Um zu zeigen, dass Anisoscelis alipes generell eine unangenehme Beute ist, wurden in einem weiteren Versuch Küken Grillen und Matador-Wanzen angeboten – für die Jungtiere bisher unbekannte Insekten. Auch hier schienen die Wanzen die Vögel auf unbekannte Weise zu warnen, damit sie sich fernhielten. Wenn die Küken dennoch angriffen, zeigten sie deutlich, dass ihnen die Wanzen nicht schmeckten: Sie schüttelten den Kopf und weigerten sich in der Regel, eine weitere Wanze zu fressen. Ganz anders bei den Grillen: Diese wurden sowohl bereitwillig angegriffen als auch begeistert verspeist.

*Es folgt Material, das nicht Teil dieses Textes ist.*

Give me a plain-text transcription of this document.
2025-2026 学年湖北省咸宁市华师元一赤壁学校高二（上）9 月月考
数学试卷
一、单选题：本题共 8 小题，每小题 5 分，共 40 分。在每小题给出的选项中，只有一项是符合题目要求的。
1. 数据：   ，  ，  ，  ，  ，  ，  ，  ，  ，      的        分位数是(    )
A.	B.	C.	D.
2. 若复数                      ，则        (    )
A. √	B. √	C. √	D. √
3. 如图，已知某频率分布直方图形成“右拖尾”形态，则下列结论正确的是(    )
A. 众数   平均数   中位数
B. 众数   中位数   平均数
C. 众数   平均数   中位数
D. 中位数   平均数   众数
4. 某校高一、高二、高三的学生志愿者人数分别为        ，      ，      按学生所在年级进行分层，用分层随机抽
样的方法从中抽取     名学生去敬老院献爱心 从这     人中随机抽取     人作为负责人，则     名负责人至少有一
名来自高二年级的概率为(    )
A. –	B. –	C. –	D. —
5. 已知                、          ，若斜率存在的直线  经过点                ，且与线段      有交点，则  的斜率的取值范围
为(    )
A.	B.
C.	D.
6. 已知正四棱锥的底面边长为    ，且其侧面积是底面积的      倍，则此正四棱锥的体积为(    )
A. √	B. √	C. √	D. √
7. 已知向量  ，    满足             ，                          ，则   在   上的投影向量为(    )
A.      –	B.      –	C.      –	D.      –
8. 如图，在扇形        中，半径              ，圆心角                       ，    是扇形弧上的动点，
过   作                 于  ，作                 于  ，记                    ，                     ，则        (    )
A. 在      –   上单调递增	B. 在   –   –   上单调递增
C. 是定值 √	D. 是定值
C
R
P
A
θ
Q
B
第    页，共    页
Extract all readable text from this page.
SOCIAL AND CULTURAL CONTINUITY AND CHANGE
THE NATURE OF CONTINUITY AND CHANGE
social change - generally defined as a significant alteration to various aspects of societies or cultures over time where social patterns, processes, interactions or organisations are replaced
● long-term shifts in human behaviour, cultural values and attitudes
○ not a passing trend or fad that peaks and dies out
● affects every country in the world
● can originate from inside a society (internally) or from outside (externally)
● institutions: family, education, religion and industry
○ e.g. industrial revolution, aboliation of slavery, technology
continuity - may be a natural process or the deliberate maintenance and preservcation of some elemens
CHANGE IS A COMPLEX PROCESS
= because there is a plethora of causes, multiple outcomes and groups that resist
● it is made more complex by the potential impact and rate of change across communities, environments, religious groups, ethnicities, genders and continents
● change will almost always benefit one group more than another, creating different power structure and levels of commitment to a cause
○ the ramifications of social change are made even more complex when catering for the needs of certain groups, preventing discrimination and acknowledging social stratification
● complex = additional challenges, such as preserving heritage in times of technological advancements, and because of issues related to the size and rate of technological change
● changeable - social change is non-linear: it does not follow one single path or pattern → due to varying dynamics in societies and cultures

Die Studie kommt zu dem Schluss, dass die Fähnchen den Vögeln signalisieren, dass Anisoscelis alipes keine leckere oder sichere Wahl ist. Die auffälligen Merkmale seien jedoch wahrscheinlich nur ein Teil einer komplexen Verteidigungsstrategie der Wanze, die sich im Laufe der Zeit entwickelt habe, um das Insekt vor dem Verzehr durch Vögel zu schützen.